Doria não era desse PSDB chorado por Bucci ou pelo editorial do Estadão. Apesar de ter uma longa história no partido, Doria não pertencia a essa intelectualidade prima-irmã do petismo. Por isso, não teve escrúpulo de abraçar-se com Bolsonaro em 2018, para salvar uma eleição quase perdida. Depois, o seu anti-bolsonarismo de ocasião não passou despercebido do eleitorado e do mundo político (que age de acordo com suas bases), soando como uma manobra artificial (mais uma) mais do que convicção. O final da história conhecemos.
Garcia, portanto, foi o implante de Doria no PSDB em uma cirurgia delicada com vistas ao seu projeto político. O (ainda) governador de São Paulo tem sua base política no interior do estado, que votou majoritariamente em Bolsonaro. É realmente muita ingenuidade achar que um político vai se posicionar contra o sentimento de sua base de eleitores em nome da “pureza ideológica” de um partido morto e a que sequer pertence de coração.
Fiquem portanto tranquilos Eugênio Bucci e o editorial do Estadão.

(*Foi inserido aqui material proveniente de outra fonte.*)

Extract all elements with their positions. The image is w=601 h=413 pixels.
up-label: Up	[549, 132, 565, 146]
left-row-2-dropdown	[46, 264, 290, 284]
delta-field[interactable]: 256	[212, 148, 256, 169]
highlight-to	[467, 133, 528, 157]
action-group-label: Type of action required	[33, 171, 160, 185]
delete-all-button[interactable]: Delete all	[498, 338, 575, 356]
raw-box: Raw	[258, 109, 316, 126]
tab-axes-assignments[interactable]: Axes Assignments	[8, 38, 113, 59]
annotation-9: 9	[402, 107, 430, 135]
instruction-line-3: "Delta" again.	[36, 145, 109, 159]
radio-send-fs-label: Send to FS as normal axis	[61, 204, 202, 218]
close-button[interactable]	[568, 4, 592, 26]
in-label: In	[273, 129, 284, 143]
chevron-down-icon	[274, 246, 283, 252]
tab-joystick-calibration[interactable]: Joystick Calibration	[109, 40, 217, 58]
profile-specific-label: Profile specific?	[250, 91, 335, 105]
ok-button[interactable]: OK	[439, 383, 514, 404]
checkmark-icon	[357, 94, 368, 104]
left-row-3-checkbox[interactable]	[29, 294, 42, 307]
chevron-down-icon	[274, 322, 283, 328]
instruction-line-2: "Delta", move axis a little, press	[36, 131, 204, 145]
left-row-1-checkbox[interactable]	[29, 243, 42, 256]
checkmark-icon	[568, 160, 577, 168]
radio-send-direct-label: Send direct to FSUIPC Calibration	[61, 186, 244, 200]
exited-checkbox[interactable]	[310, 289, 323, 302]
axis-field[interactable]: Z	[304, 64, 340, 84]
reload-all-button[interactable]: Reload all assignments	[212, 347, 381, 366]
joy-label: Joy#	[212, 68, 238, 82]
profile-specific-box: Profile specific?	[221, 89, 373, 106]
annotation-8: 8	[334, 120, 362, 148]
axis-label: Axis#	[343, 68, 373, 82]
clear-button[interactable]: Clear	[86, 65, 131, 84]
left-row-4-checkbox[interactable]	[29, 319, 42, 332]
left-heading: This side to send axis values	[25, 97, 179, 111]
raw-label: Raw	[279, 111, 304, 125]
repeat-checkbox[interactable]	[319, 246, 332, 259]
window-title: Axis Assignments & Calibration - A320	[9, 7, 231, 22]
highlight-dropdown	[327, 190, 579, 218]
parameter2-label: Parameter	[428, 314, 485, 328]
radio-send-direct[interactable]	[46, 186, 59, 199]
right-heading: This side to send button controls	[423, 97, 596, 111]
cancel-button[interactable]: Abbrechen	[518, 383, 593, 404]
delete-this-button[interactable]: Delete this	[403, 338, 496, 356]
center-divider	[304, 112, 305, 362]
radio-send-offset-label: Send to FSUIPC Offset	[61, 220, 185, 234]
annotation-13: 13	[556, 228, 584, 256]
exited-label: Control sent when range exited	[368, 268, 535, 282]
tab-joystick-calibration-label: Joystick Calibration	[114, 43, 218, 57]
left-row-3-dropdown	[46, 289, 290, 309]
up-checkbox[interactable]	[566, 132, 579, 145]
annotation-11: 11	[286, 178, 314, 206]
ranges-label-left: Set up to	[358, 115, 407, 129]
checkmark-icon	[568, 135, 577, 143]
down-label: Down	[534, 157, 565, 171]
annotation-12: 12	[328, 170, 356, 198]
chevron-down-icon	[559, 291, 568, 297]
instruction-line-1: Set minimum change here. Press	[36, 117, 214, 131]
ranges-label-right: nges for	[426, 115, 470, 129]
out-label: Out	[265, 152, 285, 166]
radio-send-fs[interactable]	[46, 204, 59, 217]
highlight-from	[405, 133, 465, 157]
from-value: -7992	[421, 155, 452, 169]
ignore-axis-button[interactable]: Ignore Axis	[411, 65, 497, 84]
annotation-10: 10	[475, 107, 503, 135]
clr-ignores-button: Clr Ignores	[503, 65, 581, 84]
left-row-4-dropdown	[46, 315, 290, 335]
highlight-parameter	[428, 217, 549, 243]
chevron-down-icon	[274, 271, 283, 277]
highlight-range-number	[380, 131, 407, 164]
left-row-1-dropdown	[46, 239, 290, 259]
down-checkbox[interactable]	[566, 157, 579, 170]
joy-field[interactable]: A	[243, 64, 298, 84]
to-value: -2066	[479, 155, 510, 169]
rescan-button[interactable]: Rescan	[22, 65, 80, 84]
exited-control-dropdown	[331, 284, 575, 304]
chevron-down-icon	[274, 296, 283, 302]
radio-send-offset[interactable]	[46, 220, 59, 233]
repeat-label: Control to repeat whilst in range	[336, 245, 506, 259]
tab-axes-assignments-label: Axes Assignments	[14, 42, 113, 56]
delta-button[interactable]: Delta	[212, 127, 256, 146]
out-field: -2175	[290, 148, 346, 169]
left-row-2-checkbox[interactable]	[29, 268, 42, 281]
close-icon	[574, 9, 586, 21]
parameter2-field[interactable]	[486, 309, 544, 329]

O verdadeiro PSDB (FHC, Serra, Alckmin, José Aníbal, Tasso, Malan, Arida, etc) está apoiando Lula contra “aquele-que-não-se-pode-nomear”, honrando, assim, as cores do partido. Garcia é um forasteiro, não representa o PSDB. O fato de ser um dos poucos quadros do partido com alguma perspectiva de futuro político é mero detalhe.